I also think you typically get this "goodness" culture if you participate in a culture who thinks of themselves as high-status winners, on an international comparison. Sharing is a way to show this status, this surplus. It requires a certain lack of bitterness. If you feel like your group was maltreated by greater powers, or invaders etc. you will probably stick to the group. Thus sharing still happens in less winner cultures but more on a personal level, family, friends, not with strangers.

This over-optimism about goodness is a typical feature of LW and the Rationality book, so I guess you will feel more at home here than I do. To me it comes accross as mistaking the culture of the US as human nature.

I have not formulated this exactly, but I think there is such a thing as a "winner bias". It is very easy for someone from the Silicon Valley to think the behaviors there are universal, precisely because being powerful and succesful gives on the "privilege" to ignore everything you don't like to see. The most extreme form is a dictator thinking everybody agrees because nobody dares not to, but it also exists in a moderate form, that the voices of more succesful people and cultures being louder, hence coming accross as more popular, more universal unless you know the alternatives first-hand. However they are pretty sure not universal - if they were the whole world would be as succesful as SV. Well, or at least closer.

For example, a typical "winner bias" may be reading interviews with succesful CEOs and thinking this is how all CEOs think.
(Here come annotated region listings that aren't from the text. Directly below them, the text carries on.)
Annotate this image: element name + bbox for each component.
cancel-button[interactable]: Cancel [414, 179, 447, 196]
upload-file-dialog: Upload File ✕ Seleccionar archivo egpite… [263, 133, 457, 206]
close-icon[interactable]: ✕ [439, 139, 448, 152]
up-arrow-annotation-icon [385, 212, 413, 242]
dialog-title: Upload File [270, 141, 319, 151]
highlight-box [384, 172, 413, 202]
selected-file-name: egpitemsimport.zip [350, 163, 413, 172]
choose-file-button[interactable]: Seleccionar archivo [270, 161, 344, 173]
No - but the mediocre ones don't get interviewed. So it is more of an availability heuristic. The availability heuristic forms a winner bias making first-worlders think everybody thinks like first-worlders, because voices that are not propped up by success are not heard accross oceans. The other way around is not true, of course.

However I think this "winner bias" is more than just an availability heuristic. Probably it has also something to do with not having egos hurt from other groups having higher status.

Comment author: Viliam 28 April 2015 08:04:38AM *  0 points [-]

I agree that "goodness" is luxury; only people who do not have serious problems (at least for the given moment) can afford it; or those who have cultivated it in the past and now they keep it by the power of habit. On the other hand, I believe that it is universal in the sense that if a culture can afford it, sooner or later some forms of "goodness" will appear in that culture. There will be a lot of intertia, so if a culture gains a lot of resources today, they will not change their behavior immediately. The culture may even have some destructive mechanisms that will cause it to waste the resources before the "goodness" has a chance to develop.

Sorry for not being more specific here, but I have a feeling that we are talking about something that exists only in a few lucky places, but keeps reappearing in different places at different times. It is not universal as in "everyone has it", but as in "everyone has a potential to have it under the right circumstances".

Comment author: [deleted] 28 April 2015 12:44:26PM 1 point [-]

Not just surplus, there are empirical records of poor people in rich soceties donating more to charity than rich people in rich soceties. I think there is also something going on with the whole of society as such, not just people's personal feelings of surplus or not.